Una escuela española enseña a los varones a cocinar, planchar y limpiar

Planchar, cocinar, lavar… Las mujeres destinamos más de cuatro horas diarias a las tareas domésticas, mientras que los hombres, en el mejor de los casos, sólo le destinan dos.





  Enséñale a tu hija independencia económica para que busque un compañero, no a un patrocinador. Enséñale a tu hijo independencia doméstica, para que busque a una compañera, no a una sirvienta.

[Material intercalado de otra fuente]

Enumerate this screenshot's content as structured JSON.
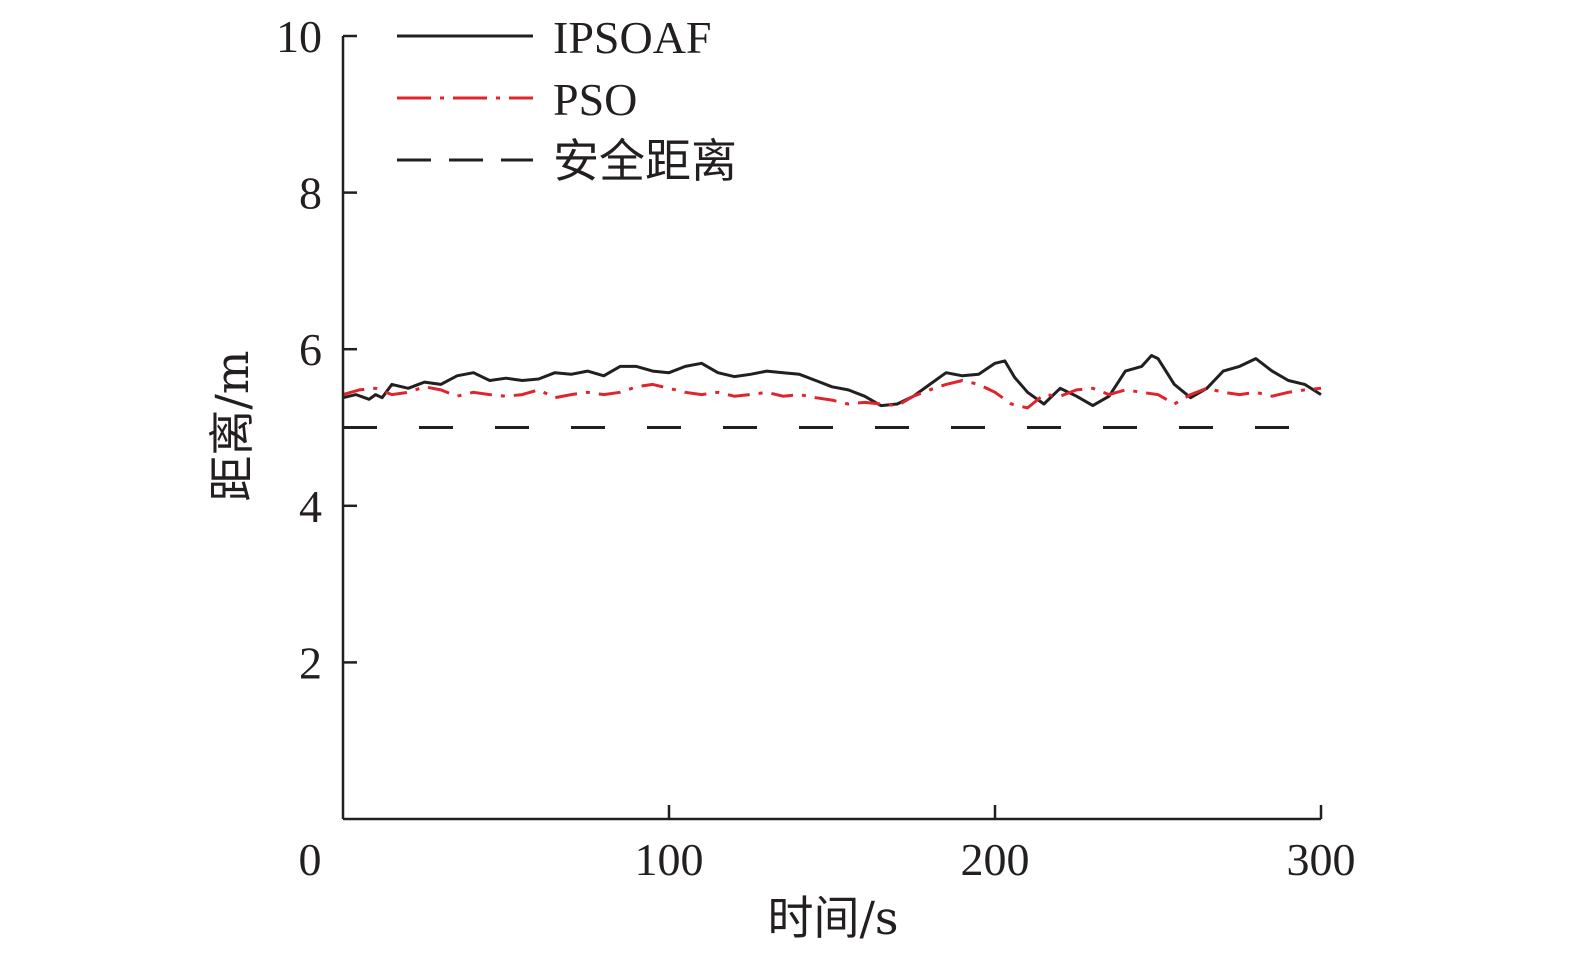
{
  "chart_data": {
    "type": "line",
    "xlabel": "时间/s",
    "ylabel": "距离/m",
    "xlim": [
      0,
      300
    ],
    "ylim": [
      0,
      10
    ],
    "xticks": [
      "0",
      "100",
      "200",
      "300"
    ],
    "yticks": [
      "2",
      "4",
      "6",
      "8",
      "10"
    ],
    "grid": false,
    "legend_position": "top-left",
    "series": [
      {
        "name": "IPSOAF",
        "color": "#231f20",
        "style": "solid",
        "x": [
          0,
          4,
          8,
          10,
          12,
          15,
          20,
          25,
          30,
          35,
          40,
          45,
          50,
          55,
          60,
          65,
          70,
          75,
          80,
          85,
          90,
          95,
          100,
          105,
          110,
          115,
          120,
          125,
          130,
          135,
          140,
          145,
          150,
          155,
          160,
          165,
          170,
          175,
          180,
          185,
          190,
          195,
          200,
          203,
          206,
          210,
          215,
          220,
          225,
          230,
          235,
          240,
          245,
          248,
          250,
          255,
          260,
          265,
          270,
          275,
          280,
          285,
          290,
          295,
          300
        ],
        "y": [
          5.38,
          5.42,
          5.36,
          5.42,
          5.38,
          5.55,
          5.5,
          5.58,
          5.55,
          5.66,
          5.7,
          5.6,
          5.63,
          5.6,
          5.62,
          5.7,
          5.68,
          5.72,
          5.66,
          5.78,
          5.78,
          5.72,
          5.7,
          5.78,
          5.82,
          5.7,
          5.65,
          5.68,
          5.72,
          5.7,
          5.68,
          5.6,
          5.52,
          5.48,
          5.4,
          5.28,
          5.3,
          5.4,
          5.55,
          5.7,
          5.66,
          5.68,
          5.82,
          5.85,
          5.64,
          5.45,
          5.3,
          5.5,
          5.4,
          5.28,
          5.4,
          5.72,
          5.78,
          5.92,
          5.88,
          5.55,
          5.38,
          5.5,
          5.72,
          5.78,
          5.88,
          5.72,
          5.6,
          5.55,
          5.42
        ]
      },
      {
        "name": "PSO",
        "color": "#e0242c",
        "style": "dashdot",
        "x": [
          0,
          5,
          10,
          15,
          20,
          25,
          30,
          35,
          40,
          45,
          50,
          55,
          60,
          65,
          70,
          75,
          80,
          85,
          90,
          95,
          100,
          105,
          110,
          115,
          120,
          125,
          130,
          135,
          140,
          145,
          150,
          155,
          160,
          165,
          170,
          175,
          180,
          185,
          190,
          195,
          200,
          205,
          210,
          215,
          220,
          225,
          230,
          235,
          240,
          245,
          250,
          255,
          260,
          265,
          270,
          275,
          280,
          285,
          290,
          295,
          300
        ],
        "y": [
          5.42,
          5.48,
          5.5,
          5.42,
          5.45,
          5.52,
          5.48,
          5.4,
          5.45,
          5.42,
          5.4,
          5.42,
          5.48,
          5.38,
          5.42,
          5.45,
          5.42,
          5.45,
          5.52,
          5.55,
          5.5,
          5.45,
          5.42,
          5.45,
          5.4,
          5.42,
          5.45,
          5.4,
          5.42,
          5.38,
          5.35,
          5.3,
          5.32,
          5.3,
          5.28,
          5.4,
          5.48,
          5.55,
          5.6,
          5.55,
          5.45,
          5.3,
          5.25,
          5.42,
          5.4,
          5.48,
          5.5,
          5.42,
          5.48,
          5.45,
          5.42,
          5.3,
          5.42,
          5.5,
          5.45,
          5.42,
          5.45,
          5.4,
          5.45,
          5.48,
          5.5
        ]
      },
      {
        "name": "安全距离",
        "color": "#231f20",
        "style": "dashed",
        "x": [
          0,
          292
        ],
        "y": [
          5,
          5
        ]
      }
    ]
  }
}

  En el colegio Montecastelo de la ciudad de Vigo, en España se tomaron muy en serio el tema de la igualdad en la cantidad de tiempo que invertimos en las tareas domésticas y es así como desde el año pasado, dictan cursos de planchado, cocina, lavado a mano, costura y otras tareas que todas las mujeres realizamos en casa; pero lo novedoso es que estos cursos están destinados a varones.


 Para evitar que esta distribución desigual del trabajo doméstico se perpetúe de generación en generación. Se debe enseñar a niños y niñas las tareas domésticas de la misma manera, sin hacer distinción de género.

  Muchas veces escuché a mujeres de distintas edades, comentar que cuando eran niñas, al momento de cocinar, o de poner la mesa o de lavar los platos, sus madres las convocaban a ellas para esta tarea, mientras que sus hermanos varones se iban a jugar o a mirar la televisión. Ninguno participaba en algo tan simple como barrer o hacerse la cama.


  En el colegio Montecastelo, durante una hora a la semana, estos jóvenes adolescentes aprenden como lavar, planchar, pasar la aspiradora y otras actividades que siempre estuvieron reservadas a las mujeres. Una iniciativa novedosa y revolucionaria.

  El profesor de economía explica: “deben entender que no es un trabajo exclusivo de las mujeres. Ellos también deben aprender a planchar, por ejemplo”.

  La sorpresa vino de parte de los propios alumnos que entre otras cosas calificaron el tema como “una broma”, mientras que otros dijeron que a partir de aprender estas actividades domésticas, entendieron “el esfuerzo que hacen sus madres todos los días”, aunque también admitieron que “no es nada fácil”.


Una manera de igualar.


  La idea surge del director del colegio, el profesor José Manuel Rodríguez, que apunta a cambiar la mentalidad de los jóvenes de su establecimiento desde muy temprana edad. Él explica: “nosotros, los hombres, debemos incentivar estas enseñanzas. Hemos visto que las clases y las charlas no alcanzan. Entonces, ¿qué mejor que pasar a la práctica?”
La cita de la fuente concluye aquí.